NoDebt Mon, 07/10/2017 - 22:48 Permalink

China is the greatest lie of the 21st century.  Every stat is rigged, every book is cooked.  Lying is their way of life.  It's in their culture.  It's expected.  Counted upon.  It's ALL fake.  ALL lies.(Yes, even worse than the US, in case you were wondering) 

Dragon HAwk Mon, 07/10/2017 - 23:13 Permalink

Be interesting to know if china properties are anywhere priced, linked to cost of materials and labor. or do they just 500% proffit margin everything

roddy6667 Tue, 07/11/2017 - 00:55 Permalink

I question these numbers. "they got so expensive that the average Chinese would have had to spend more than 160 times his annual income to purchase an average housing unit at the end of 2016." Absolutely false. $9600 a year household income is lower middle class in China, meassured by Western standards. That would make the average new home about $1.5 million US. Total bullshit.I see why the numbers are so far off. The article is from the Epoch Times, the mouthpiece of the vile Falun Gong religious cult. This is not reporting or journalism of any kind.End of discussion.
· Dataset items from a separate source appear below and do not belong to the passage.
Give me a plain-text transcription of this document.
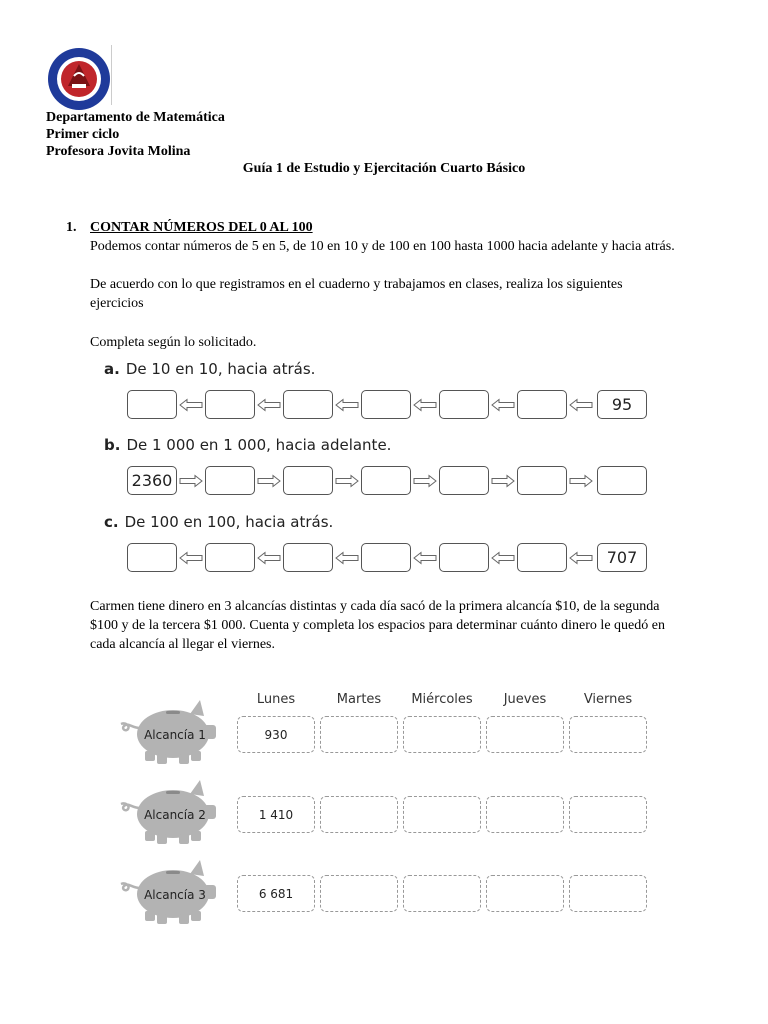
Departamento de Matemática
Primer ciclo
Profesora Jovita Molina
Guía 1 de Estudio y Ejercitación Cuarto Básico
1. CONTAR NÚMEROS DEL 0 AL 100
Podemos contar números de 5 en 5, de 10 en 10 y de 100 en 100 hasta 1000 hacia adelante y hacia atrás.
De acuerdo con lo que registramos en el cuaderno y trabajamos en clases, realiza los siguientes
ejercicios
Completa según lo solicitado.
a. De 10 en 10, hacia atrás.
95
b. De 1 000 en 1 000, hacia adelante.
2360
c. De 100 en 100, hacia atrás.
707
Carmen tiene dinero en 3 alcancías distintas y cada día sacó de la primera alcancía $10, de la segunda
$100 y de la tercera $1 000. Cuenta y completa los espacios para determinar cuánto dinero le quedó en
cada alcancía al llegar el viernes.
Lunes	Martes	Miércoles	Jueves	Viernes
Alcancía 1	930
Alcancía 2	1 410
Alcancía 3	6 681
Batman11 Tue, 07/11/2017 - 03:16 Permalink

Were the tulip bulbs in 1600s Holland a good investment?As long as you weren’t one of the biggest fools who got left holding the bag at the end, yes.The lure of easy money has made the capital gains of speculation a firm favourite for four hundred years. We all love to have a flutter through real estate and hope we won’t be that biggest fool that buys at the top.When you add debt (bank credit) into the mix, this is when things get dangerous. Investors losing their money is one thing, collapsing economies and the global financial system another.We are missing that critical distinction between “productive” investment and “unproductive” investment when it comes to bank credit.Productive investment goes into business and industry; it generates the money to make the repayments and gives a good return in GDP.Unproductive investment goes into real estate and financial speculation; it doesn’t generate the money to make the repayments and gives a poor return in GDP.The UK used to know what it was doing until it went neo-liberal with Thatcher: bank credit pours into real estate and financial speculation.The US has never really had a clue: and 2008 stick out like sore thumbs; bank credit going into financial speculation and stocks (1929) or real estate (2008). Leveraged financial speculation with bank credit.To understand the problem we would need to understand money and debt, but we don’t.“…banks make their profits by taking in deposits and lending the funds out at a higher rate of interest” Paul Krugman, 2015.A 21st century Nobel prize winner has no idea, monetary theory was better in the 19th Century.Monetary theory has been regressing since 1856 as progress isn’t always in the forwards direction.“A lost century in economics: Three theories of banking and the conclusive evidence” Richard A. Werner

Batman11 Batman11 Tue, 07/11/2017 - 03:18 Permalink

People do like to have a flutter on real estate and our Central Bankers, who are supposed to provide financial stability, are not on the ball.The early 1980s see the beginnings of financial liberalisation and the late 1980s sees the following crises, e.g. US S&L crisis; UK, Japan, Australia, Canada and Scandinavia real estate busts.More financial deregulation leads to 2008; the Euro-zone crisis; Irish, Greek and Spanish real estate crashes.2008 is just another real estate bust, leveraged up and transmitted internationally by complex financial instruments. As the global bust hits the Euro-zone, it crumbles.Australia, Canada and Scandinavia are queuing up for their second real estate bust.They still haven't got it.Australian and Canadian Central banks are now talking of tightening because they have no idea what they are doing.

In reply to by Batman11

Mike Powell Tue, 07/11/2017 - 11:02 Permalink

China don't have systemic issue like U.S. did.Anyone who want to believe a collapse, you can go buy yourself some WEATHER DERIVATIVES. Although I can sell you some BLANK PAPERS at 100 bucks each.